Tawa kembali pecah. Mas Kalicuk ikut nimbrung. "Kalau begitu, anggur juga bisa beranak, ya? Lha itu, ada anggur beranak!"
Suli yang mengamati dari gazebo hanya bisa tersenyum simpul. "Kalian ini, kalau melawan paman-pamanmu, pasti kalah. Sudah, ayo temui ayah kalian. Dia pasti senang melihat kalian ceria begini," ujar Suli sambil menggandeng anak-anaknya masuk ke dalam.
Tidak lama kemudian, Sirwenda dan Danurwenda tampak menggandeng Adipati Jayakusuma ke taman. Dengan penuh hormat, Suli dan para abdi memberi sembah.
Adipati Jayakusuma duduk di gazebo besar, lalu menyapa. "Paman Parman, Mas Kalicuk, hari ini Rama Kendhuruan akan datang. Tolong sambut beliau di luar," titahnya.
"Siap, Kanjeng," jawab keduanya serempak, lalu bergegas menuju gerbang.
Setelah abdi pergi, Sirwenda memulai perbincangan dengan polos, "Ayah, kalau tidur di taman ini nyaman, ya? Saya dan Kangmas Danurwenda selalu menjaga agar tidak ada nyamuk yang mengganggu!"
Adipati Jayakusuma tersenyum geli. "Benarkah? Bagaimana kalian melakukannya?"

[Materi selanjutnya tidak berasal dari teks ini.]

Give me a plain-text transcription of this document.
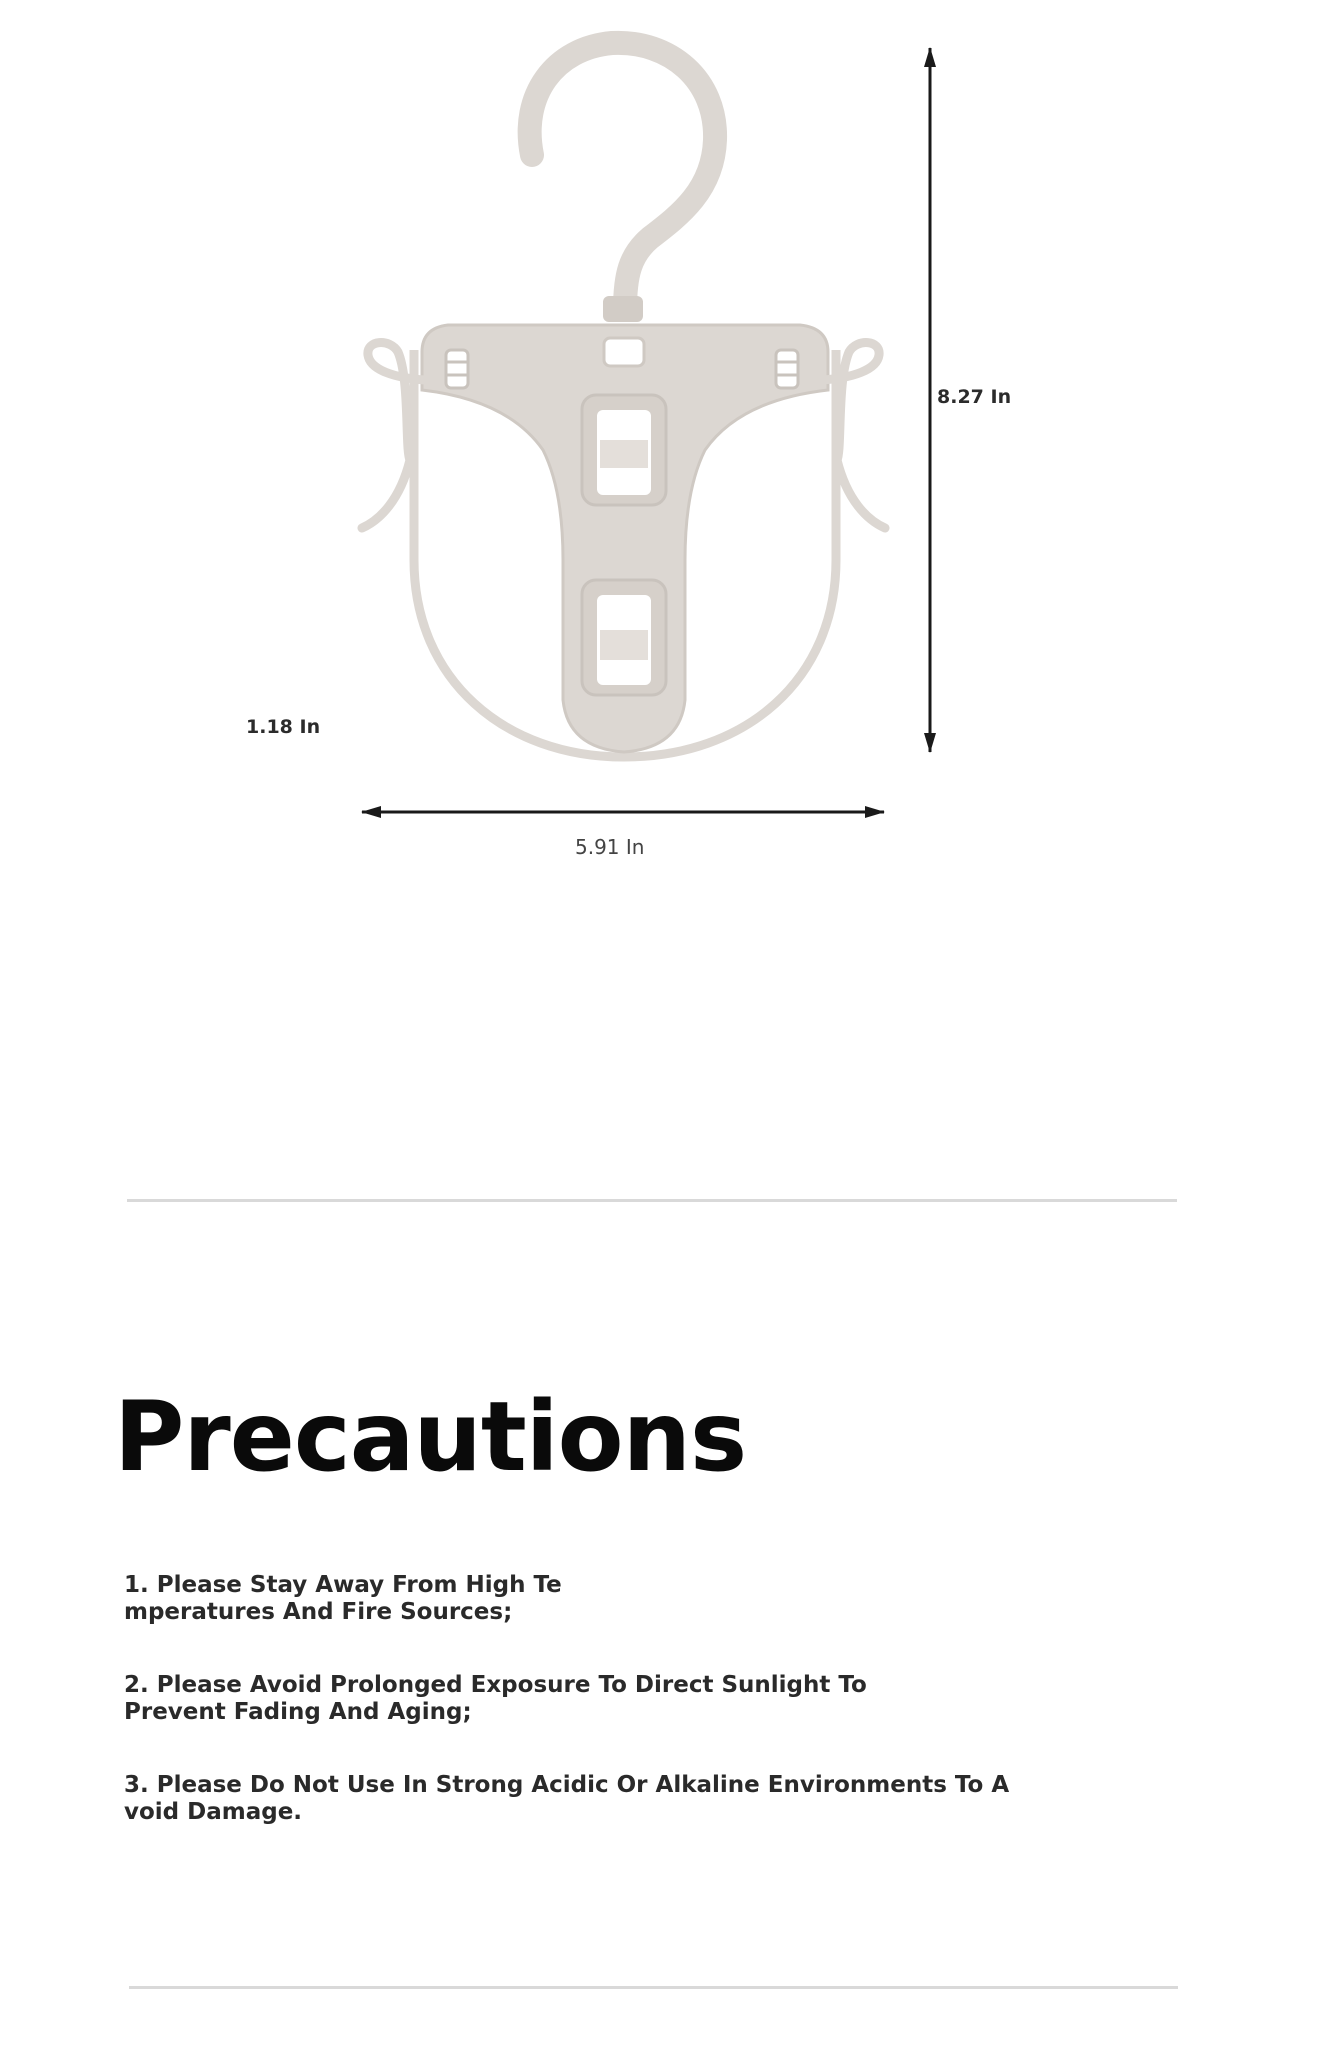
8.27 In
1.18 In
5.91 In
Precautions

1. Please Stay Away From High Te
mperatures And Fire Sources;

2. Please Avoid Prolonged Exposure To Direct Sunlight To
Prevent Fading And Aging;

3. Please Do Not Use In Strong Acidic Or Alkaline Environments To A
void Damage.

"Panah, Ayah!" jawab Danurwenda cepat. "Kami buat panah dari lidi, karet dari rambut Ibu, dan duri gabah sebagai anak panahnya."
Jayakusuma tertegun melihat kreativitas anak-anaknya, sembari berdecak kagum. Namun, percakapan terhenti ketika Kendhuruan tiba.

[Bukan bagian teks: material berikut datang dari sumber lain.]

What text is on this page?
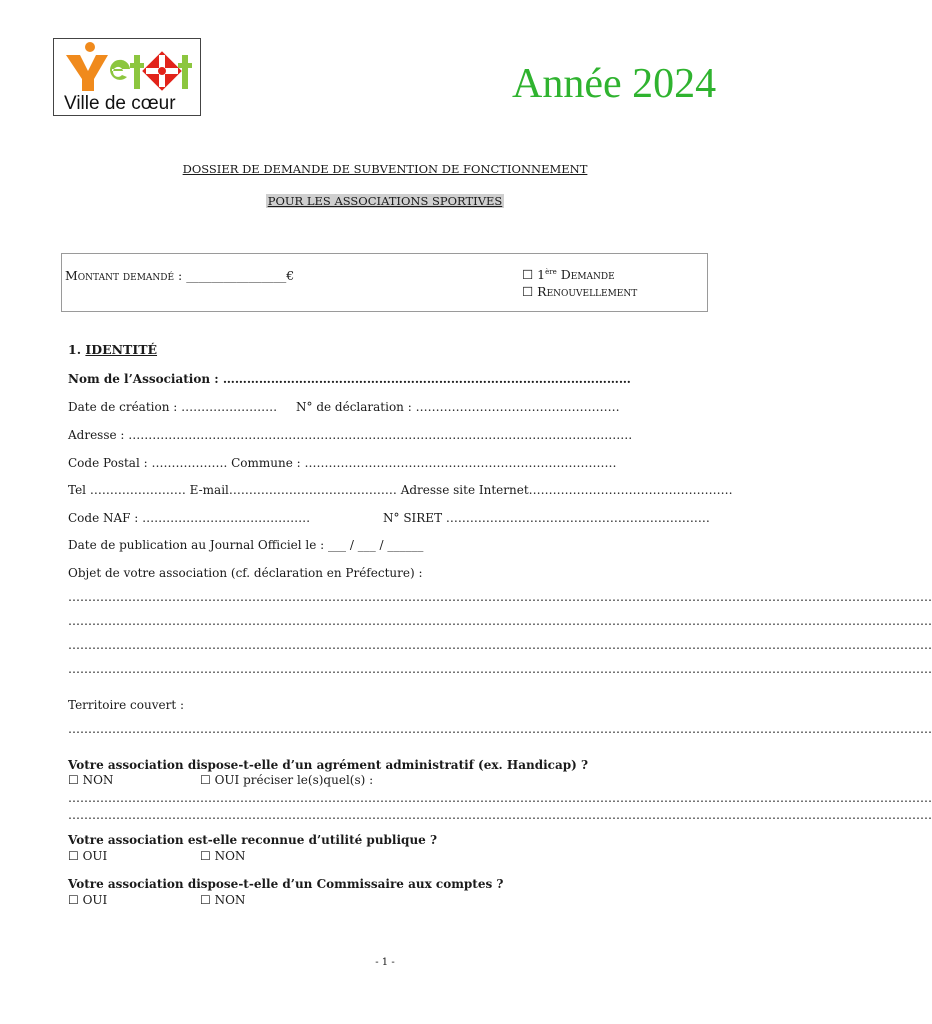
Ville de cœur	Année 2024
DOSSIER DE DEMANDE DE SUBVENTION DE FONCTIONNEMENT
POUR LES ASSOCIATIONS SPORTIVES
Montant demandé : ________________€	☐ 1ère Demande
☐ Renouvellement
1. IDENTITÉ
Nom de l’Association : …………………………………………………………………………………………
Date de création : …………………… N° de déclaration : ……………………………………………
Adresse : ………………………………………………………………………………………………………………
Code Postal : ………………. Commune : ……………………………………………………………………
Tel …………………… E-mail…………………………………… Adresse site Internet……………………………………………
Code NAF : ……………………………………	N° SIRET …………………………………………………………
Date de publication au Journal Officiel le : ___ / ___ / ______
Objet de votre association (cf. déclaration en Préfecture) :
………………………………………………………………………………………………………………………………………………………………………………………………
………………………………………………………………………………………………………………………………………………………………………………………………
………………………………………………………………………………………………………………………………………………………………………………………………
………………………………………………………………………………………………………………………………………………………………………………………………
Territoire couvert :
………………………………………………………………………………………………………………………………………………………………………………………………
Votre association dispose-t-elle d’un agrément administratif (ex. Handicap) ?
☐ NON	☐ OUI préciser le(s)quel(s) :
………………………………………………………………………………………………………………………………………………………………………………………………
………………………………………………………………………………………………………………………………………………………………………………………………
Votre association est-elle reconnue d’utilité publique ?
☐ OUI	☐ NON
Votre association dispose-t-elle d’un Commissaire aux comptes ?
☐ OUI	☐ NON
- 1 -
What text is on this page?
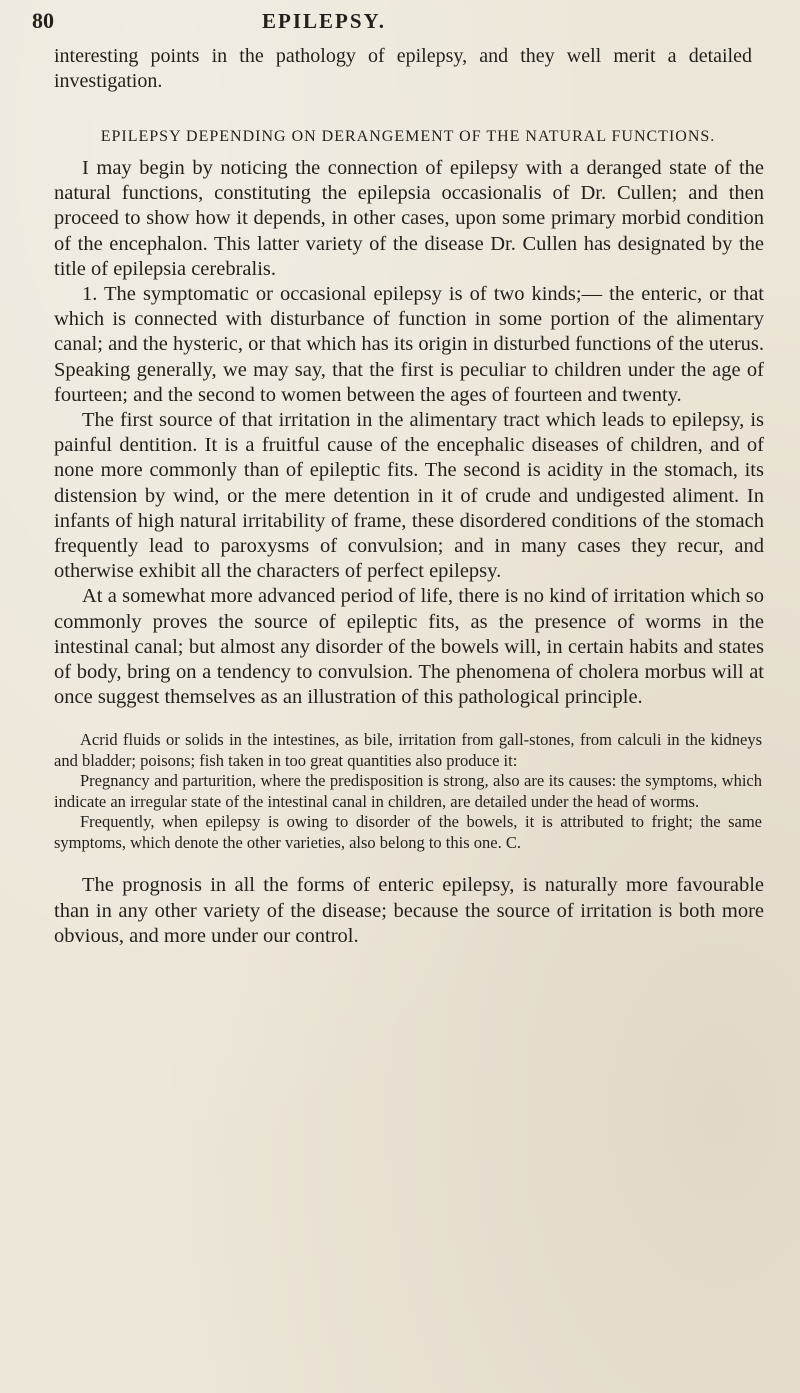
80	EPILEPSY.

interesting points in the pathology of epilepsy, and they well merit a detailed investigation.

EPILEPSY DEPENDING ON DERANGEMENT OF THE NATURAL FUNCTIONS.

I may begin by noticing the connection of epilepsy with a deranged state of the natural functions, constituting the epilepsia occasionalis of Dr. Cullen; and then proceed to show how it depends, in other cases, upon some primary morbid condition of the encephalon. This latter variety of the disease Dr. Cullen has designated by the title of epilepsia cerebralis.

1. The symptomatic or occasional epilepsy is of two kinds;— the enteric, or that which is connected with disturbance of function in some portion of the alimentary canal; and the hysteric, or that which has its origin in disturbed functions of the uterus. Speaking generally, we may say, that the first is peculiar to children under the age of fourteen; and the second to women between the ages of fourteen and twenty.

The first source of that irritation in the alimentary tract which leads to epilepsy, is painful dentition. It is a fruitful cause of the encephalic diseases of children, and of none more commonly than of epileptic fits. The second is acidity in the stomach, its distension by wind, or the mere detention in it of crude and undigested aliment. In infants of high natural irritability of frame, these disordered conditions of the stomach frequently lead to paroxysms of convulsion; and in many cases they recur, and otherwise exhibit all the characters of perfect epilepsy.

At a somewhat more advanced period of life, there is no kind of irritation which so commonly proves the source of epileptic fits, as the presence of worms in the intestinal canal; but almost any disorder of the bowels will, in certain habits and states of body, bring on a tendency to convulsion. The phenomena of cholera morbus will at once suggest themselves as an illustration of this pathological principle.

Acrid fluids or solids in the intestines, as bile, irritation from gall-stones, from calculi in the kidneys and bladder; poisons; fish taken in too great quantities also produce it:

Pregnancy and parturition, where the predisposition is strong, also are its causes: the symptoms, which indicate an irregular state of the intestinal canal in children, are detailed under the head of worms.

Frequently, when epilepsy is owing to disorder of the bowels, it is attributed to fright; the same symptoms, which denote the other varieties, also belong to this one. C.

The prognosis in all the forms of enteric epilepsy, is naturally more favourable than in any other variety of the disease; because the source of irritation is both more obvious, and more under our control.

"Selamat datang, Rama Kendhuruan," sambut Adipati Jayakusuma penuh hormat.
Setelah berbasa-basi sejenak, Suli menyuruh anak-anaknya menghaturkan sembah hormat. Namun, Sirwenda menolak. "Ogah, ah! Ayo Dhimas, kita sembunyi!" serunya sambil menarik Danurwenda.